Life-changing albums: Gil Evans’ ‘Into The Hot’

Friday, January 11, 2019

Pianist Alexander Hawkins talks about Cecil Taylor’s seismic contributions on Gil Evans’ Into The Hot, in a tribute to the late pianist who died 5 April 2018.

Interview by Brian Glasser

Into The Hot, officially a Gil Evans album, was a real epiphany, but it’s the Cecil Taylor aspect that really did it for me. Taylor contributed three tracks; the other three were by Johnny Carisi, with Gil Evans conducting the orchestra on those. The album was in some senses like a curated collection of Third Stream music

But it’s curious – I’m not sure this is even my favourite Cecil album: pianistically, that would probably be Silent Tongues; compositionally, perhaps I prefer Unit Structures; it’s not the most beautiful; it’s not the one I have the most sentimental connection to, which would be the one with Louis Moholo. But it’s absolutely gripping; and more than all of his other albums, it’s a Rosetta Stone for understanding where he came from, and what was to come, and how he fits into contemporary music generally – not just jazz. It’s got the characteristic of a manifesto. I can’t think of anything like it! It somehow shows directions he didn’t take, which makes it even more rewarding and inspirational. He’s so quixotic that you can’t say his entire language was mapped out – but there’s a lot here.

It grabbed me from the start. I’m a complete Ellington junkie, so I understood this record immediately – if not fully, then intuitively. It’s so Ellingtonian in concept as far as composition goes. Plus, there are definitely pianistic precedents in there – not just Ellington, but Tatum, Powell and Monk. It certainly wasn’t the first Cecil record I heard, but it was among the early ones, and for the uninitiated there’s enough in his piano playing to grab onto – it’s not completely alienating. You can hear him improvising over an explicit swing beat, which is interesting in terms of understanding his rhythmic language later on when it becomes abstracted from that.

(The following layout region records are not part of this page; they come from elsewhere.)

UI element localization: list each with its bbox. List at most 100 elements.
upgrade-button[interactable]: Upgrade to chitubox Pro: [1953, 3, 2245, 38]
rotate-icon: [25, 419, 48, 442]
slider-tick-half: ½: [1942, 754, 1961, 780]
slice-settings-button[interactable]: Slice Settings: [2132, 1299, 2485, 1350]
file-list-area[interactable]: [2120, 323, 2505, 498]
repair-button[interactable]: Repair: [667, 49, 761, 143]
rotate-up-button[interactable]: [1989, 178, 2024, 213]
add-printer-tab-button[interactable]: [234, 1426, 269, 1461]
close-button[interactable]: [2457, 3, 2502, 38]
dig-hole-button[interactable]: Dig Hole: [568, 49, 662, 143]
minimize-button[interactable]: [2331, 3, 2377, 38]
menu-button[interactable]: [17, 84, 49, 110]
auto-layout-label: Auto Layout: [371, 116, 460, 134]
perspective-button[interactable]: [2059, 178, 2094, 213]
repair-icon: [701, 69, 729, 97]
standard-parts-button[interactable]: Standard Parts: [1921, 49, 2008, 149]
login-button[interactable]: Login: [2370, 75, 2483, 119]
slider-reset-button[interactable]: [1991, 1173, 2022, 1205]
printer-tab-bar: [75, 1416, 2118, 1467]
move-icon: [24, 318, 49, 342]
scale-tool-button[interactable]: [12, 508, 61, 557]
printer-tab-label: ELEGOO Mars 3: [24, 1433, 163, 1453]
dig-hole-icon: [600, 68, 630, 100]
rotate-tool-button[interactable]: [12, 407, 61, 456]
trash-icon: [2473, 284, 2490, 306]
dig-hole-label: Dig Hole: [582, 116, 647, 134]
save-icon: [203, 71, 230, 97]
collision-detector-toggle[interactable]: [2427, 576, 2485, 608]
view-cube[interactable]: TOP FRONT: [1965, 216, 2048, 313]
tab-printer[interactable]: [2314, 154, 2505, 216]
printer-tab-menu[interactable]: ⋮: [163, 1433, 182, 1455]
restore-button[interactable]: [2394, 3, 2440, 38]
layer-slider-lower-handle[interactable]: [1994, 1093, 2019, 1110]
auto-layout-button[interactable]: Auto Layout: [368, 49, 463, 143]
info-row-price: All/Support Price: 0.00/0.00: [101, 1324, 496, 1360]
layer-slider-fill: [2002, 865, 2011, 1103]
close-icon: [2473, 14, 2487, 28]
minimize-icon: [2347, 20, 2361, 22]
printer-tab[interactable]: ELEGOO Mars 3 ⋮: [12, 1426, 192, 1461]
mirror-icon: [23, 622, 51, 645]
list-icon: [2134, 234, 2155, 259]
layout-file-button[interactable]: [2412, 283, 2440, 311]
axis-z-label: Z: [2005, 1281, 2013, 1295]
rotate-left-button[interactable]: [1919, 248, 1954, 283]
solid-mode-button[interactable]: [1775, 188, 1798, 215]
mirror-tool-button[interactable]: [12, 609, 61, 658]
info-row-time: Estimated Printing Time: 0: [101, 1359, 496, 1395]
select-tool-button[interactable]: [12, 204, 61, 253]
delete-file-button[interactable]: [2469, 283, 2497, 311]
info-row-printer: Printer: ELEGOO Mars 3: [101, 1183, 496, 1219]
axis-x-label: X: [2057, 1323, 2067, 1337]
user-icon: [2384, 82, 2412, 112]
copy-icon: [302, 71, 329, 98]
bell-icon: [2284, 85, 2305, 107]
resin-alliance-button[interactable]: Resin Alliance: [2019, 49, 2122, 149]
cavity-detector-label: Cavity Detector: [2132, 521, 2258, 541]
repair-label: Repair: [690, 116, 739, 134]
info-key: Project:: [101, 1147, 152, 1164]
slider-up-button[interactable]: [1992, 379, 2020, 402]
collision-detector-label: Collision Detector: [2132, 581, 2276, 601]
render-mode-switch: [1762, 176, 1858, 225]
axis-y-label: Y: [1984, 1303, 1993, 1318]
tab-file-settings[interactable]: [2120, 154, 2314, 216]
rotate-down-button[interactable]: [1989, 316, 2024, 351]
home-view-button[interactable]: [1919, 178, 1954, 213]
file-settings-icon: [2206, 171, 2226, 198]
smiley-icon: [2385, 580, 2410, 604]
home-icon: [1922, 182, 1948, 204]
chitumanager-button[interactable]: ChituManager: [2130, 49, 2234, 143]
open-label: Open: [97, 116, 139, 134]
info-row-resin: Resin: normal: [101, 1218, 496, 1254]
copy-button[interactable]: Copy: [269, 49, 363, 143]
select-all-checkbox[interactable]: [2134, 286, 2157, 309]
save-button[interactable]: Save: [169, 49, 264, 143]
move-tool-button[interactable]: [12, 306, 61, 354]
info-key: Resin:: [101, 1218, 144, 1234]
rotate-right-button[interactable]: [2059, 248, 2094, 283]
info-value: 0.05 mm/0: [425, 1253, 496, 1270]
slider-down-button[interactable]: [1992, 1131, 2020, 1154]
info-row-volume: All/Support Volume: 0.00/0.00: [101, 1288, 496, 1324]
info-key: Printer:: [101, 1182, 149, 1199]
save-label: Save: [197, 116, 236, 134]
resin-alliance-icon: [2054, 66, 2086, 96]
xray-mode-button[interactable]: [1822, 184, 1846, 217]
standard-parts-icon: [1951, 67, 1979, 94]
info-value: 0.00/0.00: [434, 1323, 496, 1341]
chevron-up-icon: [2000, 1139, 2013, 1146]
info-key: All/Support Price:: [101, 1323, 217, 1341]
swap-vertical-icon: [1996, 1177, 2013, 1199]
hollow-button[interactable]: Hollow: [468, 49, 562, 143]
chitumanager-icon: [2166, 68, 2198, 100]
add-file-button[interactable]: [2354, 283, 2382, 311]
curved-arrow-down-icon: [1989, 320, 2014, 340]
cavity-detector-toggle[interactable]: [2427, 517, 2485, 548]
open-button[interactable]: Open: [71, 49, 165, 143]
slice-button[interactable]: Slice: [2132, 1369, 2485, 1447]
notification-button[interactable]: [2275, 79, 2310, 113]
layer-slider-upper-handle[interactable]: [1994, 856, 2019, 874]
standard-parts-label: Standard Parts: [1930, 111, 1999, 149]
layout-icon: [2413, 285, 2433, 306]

I went back to the album recently when Kaja Draksler and I arranged these pieces for a septet featuring two pianos at a festival in Amsterdam, and had to transcribe them first. Exploring them in that mechanical depth renewed and deepened my understanding. So, though I’ve always loved them, going back over them in that way helped me appreciate technically how extraordinary they are.


‘He’s using everything to enable his imagination to go crazy – it all serves as a springboard, it’s not just a post-modern collage’


Above all, you have to admire his single-mindedness. That should be one of his main legacies – to inspire people to be single-minded. More specifically, there are lots of things that I’ve taken from it into my work, both in terms of playing and writing. I think the quantity of very explicit composition on it is what would be most surprising to those who know Cecil Taylor only by reputation. Endless column inches have been expended calling him a ‘free jazz musician’; but this is very organised music. There are not many 1961 albums with that volume of composition on them. Although it’s organised, structurally he’s doing things that you’re not hearing anywhere else, apart perhaps from the most sophisticated Ellington things. ‘Bulbs’, one of the tunes, feels almost palindromic – there are some very strange structures in that; and the way these units are used and moved within the composition gives a clue about how he would later use motivic and harmonic units in his more abstract music. You can already see his preoccupation with musical architecture.

It’s also been an influence on me because it shows a way that you can reference music you love and at the same time make that into something personal. So, for example, during ‘Bulbs’, you can hear the James Brown R&B music of 1961; but there’s also an almost shocking prescience of the funk, too. ‘Mixed’ has a passage that is reminiscent of classical music in how it’s scored; immediately following that, there’s a ballad where Jimmy Lyons plays Johnny Hodges to Taylor’s Ellington (and Shepp plays Ben Webster). All these influences are forged into something that isn’t at all derivative. That’s inspirational to me as a composer. As a free jazz pianist, he did create a licence for wildness – there are moments when he does use cutting loose as a device. But he deploys that language knowingly and sparingly. So, in my view, he’s using everything to enable his imagination to go crazy – it all serves as a springboard, it’s not just a post-modern collage.

Strangely, I don’t remember the first moment I heard the record! It was probably at my local record shop in Oxford – I’d have been a teenager. I’ve always been a student of the music. I grew up with the piano tradition; and because Taylor was so much part of that, this was just something I needed to hear.